Намного позже я узнал, что в те же дни в Москве на Красную площадь вышло несколько человек, протестуя против вторжения Советских войск в Чехословакию.

Еще позже по Радио «Свобода» я услышал голос одного из участников демонстрации – Натальи Горбаневской, услышал ее стихи, которые мне очень понравились, ее звенящий голос. В отличие от меня, факт вторжения для нее оказался настолько важен, что она рискнула всем, чтобы выразить свое неприятие случившегося. Противопоставить себя огромной общности, сплоченной идеологии, обладающей огромным суггестивным влиянием на всех, живущих на ее территории – для этого надо было обладать огромной степенью незашоренности, расколдованности, свободы от массового гипноза.

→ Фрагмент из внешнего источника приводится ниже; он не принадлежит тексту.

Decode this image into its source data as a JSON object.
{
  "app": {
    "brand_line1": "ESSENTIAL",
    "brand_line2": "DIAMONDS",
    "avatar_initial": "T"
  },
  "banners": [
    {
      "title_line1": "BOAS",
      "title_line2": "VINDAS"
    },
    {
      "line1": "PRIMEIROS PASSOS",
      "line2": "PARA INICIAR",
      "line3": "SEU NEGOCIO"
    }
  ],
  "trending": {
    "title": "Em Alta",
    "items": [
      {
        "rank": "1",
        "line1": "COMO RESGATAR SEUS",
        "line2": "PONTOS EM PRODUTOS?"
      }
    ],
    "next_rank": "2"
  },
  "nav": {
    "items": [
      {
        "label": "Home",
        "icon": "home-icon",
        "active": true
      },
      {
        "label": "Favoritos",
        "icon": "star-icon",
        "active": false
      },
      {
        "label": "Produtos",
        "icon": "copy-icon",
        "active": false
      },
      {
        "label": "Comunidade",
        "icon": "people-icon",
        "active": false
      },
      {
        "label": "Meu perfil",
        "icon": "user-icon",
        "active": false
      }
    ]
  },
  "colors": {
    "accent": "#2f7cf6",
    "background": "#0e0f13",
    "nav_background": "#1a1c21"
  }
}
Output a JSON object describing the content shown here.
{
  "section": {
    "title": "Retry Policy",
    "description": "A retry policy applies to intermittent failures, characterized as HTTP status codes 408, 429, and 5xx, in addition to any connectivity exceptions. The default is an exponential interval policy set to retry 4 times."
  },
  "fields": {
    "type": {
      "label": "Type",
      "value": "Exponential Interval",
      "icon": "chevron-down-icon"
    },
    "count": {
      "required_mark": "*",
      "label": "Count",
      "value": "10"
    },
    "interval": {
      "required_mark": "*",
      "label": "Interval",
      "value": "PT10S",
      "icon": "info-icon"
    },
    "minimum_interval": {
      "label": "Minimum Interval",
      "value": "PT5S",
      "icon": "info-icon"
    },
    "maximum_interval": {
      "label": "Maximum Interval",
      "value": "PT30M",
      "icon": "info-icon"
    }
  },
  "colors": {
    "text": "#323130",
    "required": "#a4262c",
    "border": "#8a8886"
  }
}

Со временем этот акт мужества поражал меня все больше, но еще больше поражал факт неподвластности массовому внушению советской идеологии. А она была сильна. Мы все шли к коммунизму, и хоть иногда и посмеивались по этому поводу, но, тем не менее, шли. Однажды на пляже я ощутил, помню это ощущение прекрасно, что здесь кто-то мог мне нравиться или не нравиться, но я всем телом пережил тот факт, что все мы, присутствующие здесь, идем к одной цели – и это было очень сильное, позитивное и дающее внутренний комфорт чувство.

Огромная машина государства, представляющая собой, как все на свете – от камня до галактики – вибрационную энергетическую сущность, работала 24 часа в сутки, пропитывая общей энергией плакатов, разговоров, радиопрограмм, газет, телевидения и просто своей невидимой пульсацией – всех своих участников.

Идея, овладевшая массами, становилась материальной силой, по выражению, кажется, Маркса, повторенному потом Мао Цзэдуном. Но я бы добавил к этому высказыванию еще одно слово – гипнотической. Идея, овладевающая массами, становится гипнотической силой, большей, чем сила атомной бомбы.